Asset allocation should not be confused with simple diversification. Suppose you diversify by owning 100 or even 1,000 different stocks. You haven’t done anything to control risk in your portfolio because chances are that those 1,000 stocks all come from only three different asset classes—say, small-cap stocks, large-cap stocks, and international equities. Those classes will react to market conditions in a similar way—they will generally all either go up or down after a given market event.
At the same time as it lowers risk, asset allocation maximizes returns. This is because the proper blend of six or seven asset classes will allow you to benefit from the returns in all of those classes.
How Does Asset Allocation Work?
Using computerized formulas, asset allocator's take down information they glean from a questionnaire you have filled out. This information gives them what they need to become familiar with your needs, constraints, and unique circumstances. The following factors should become apparent from the questionnaire.

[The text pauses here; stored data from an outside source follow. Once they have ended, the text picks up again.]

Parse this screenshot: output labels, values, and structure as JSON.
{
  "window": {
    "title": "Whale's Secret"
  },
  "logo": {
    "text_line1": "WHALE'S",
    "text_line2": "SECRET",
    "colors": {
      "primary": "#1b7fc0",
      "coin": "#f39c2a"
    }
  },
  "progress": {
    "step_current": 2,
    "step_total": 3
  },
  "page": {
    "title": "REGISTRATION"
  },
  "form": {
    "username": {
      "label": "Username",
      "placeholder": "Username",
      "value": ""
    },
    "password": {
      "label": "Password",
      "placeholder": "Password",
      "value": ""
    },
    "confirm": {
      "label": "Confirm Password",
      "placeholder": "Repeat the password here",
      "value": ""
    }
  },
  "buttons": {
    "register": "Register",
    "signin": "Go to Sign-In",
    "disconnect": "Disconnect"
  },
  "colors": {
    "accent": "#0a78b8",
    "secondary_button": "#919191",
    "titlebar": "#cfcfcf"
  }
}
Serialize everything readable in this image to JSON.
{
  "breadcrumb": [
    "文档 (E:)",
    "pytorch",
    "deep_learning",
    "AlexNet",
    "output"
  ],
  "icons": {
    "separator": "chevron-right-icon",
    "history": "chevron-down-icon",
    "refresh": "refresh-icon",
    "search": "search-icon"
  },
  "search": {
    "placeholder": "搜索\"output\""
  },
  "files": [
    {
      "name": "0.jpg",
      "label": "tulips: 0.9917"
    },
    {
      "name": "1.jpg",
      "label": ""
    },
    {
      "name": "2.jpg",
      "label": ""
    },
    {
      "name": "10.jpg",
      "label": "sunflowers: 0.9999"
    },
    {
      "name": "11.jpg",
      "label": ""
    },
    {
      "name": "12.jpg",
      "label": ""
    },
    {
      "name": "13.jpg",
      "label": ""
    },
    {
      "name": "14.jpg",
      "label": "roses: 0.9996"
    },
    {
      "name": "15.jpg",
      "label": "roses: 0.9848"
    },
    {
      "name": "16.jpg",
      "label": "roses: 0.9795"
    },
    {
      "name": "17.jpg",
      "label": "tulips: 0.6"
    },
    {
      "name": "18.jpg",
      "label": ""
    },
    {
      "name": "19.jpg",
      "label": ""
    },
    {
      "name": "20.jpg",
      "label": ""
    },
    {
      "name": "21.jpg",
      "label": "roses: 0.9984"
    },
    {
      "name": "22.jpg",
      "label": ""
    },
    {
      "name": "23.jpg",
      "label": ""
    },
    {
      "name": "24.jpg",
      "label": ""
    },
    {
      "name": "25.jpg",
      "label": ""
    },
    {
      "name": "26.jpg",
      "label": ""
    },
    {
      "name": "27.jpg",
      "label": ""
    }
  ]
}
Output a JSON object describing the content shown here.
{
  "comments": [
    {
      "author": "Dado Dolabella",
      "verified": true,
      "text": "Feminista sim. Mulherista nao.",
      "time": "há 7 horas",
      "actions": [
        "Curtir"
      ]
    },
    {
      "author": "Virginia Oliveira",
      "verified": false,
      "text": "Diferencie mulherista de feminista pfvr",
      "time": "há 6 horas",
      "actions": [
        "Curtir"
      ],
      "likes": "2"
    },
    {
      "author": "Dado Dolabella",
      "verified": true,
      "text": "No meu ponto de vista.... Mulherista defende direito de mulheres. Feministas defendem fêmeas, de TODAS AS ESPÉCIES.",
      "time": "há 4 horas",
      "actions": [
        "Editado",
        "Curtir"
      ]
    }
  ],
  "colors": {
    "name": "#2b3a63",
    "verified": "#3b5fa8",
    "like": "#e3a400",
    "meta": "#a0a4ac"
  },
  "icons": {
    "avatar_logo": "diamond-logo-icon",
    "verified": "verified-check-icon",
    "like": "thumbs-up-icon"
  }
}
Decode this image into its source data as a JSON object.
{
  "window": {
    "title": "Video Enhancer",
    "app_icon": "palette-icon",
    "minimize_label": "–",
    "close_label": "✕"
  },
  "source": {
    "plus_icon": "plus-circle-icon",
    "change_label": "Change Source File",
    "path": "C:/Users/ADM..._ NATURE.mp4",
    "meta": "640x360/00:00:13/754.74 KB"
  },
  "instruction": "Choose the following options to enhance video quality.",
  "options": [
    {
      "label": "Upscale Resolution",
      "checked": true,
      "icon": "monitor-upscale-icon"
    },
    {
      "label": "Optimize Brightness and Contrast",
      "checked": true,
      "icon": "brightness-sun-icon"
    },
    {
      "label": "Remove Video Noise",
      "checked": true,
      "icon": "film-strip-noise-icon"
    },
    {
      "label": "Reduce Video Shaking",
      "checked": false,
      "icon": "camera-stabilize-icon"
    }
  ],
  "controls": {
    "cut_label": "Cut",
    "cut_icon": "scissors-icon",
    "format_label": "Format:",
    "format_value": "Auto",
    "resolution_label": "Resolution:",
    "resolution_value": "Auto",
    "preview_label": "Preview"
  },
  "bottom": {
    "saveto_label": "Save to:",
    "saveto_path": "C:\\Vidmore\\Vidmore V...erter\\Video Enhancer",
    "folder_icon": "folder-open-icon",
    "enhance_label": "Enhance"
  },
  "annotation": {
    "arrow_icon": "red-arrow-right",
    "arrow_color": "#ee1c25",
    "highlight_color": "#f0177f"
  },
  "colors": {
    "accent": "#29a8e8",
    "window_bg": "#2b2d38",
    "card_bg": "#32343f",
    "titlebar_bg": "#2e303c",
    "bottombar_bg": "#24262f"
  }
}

Your risk threshold (how much of your capital you are willing to lose during a given time frame),
Your goals (whatever financial planning goals you and your family want to achieve), and
Your investing time horizon (mainly, your age and retirement objectives).
In addition, the professional needs to consider how wealthy you are, what your income tax bracket is, how much of your portfolio needs to be kept liquid, and how often withdrawals will be made from the portfolio.
The allocator’s goal now is to come up with the right blend of six or seven asset classes, in the right percentages, that will match your financial profile--your risk profile and time horizon.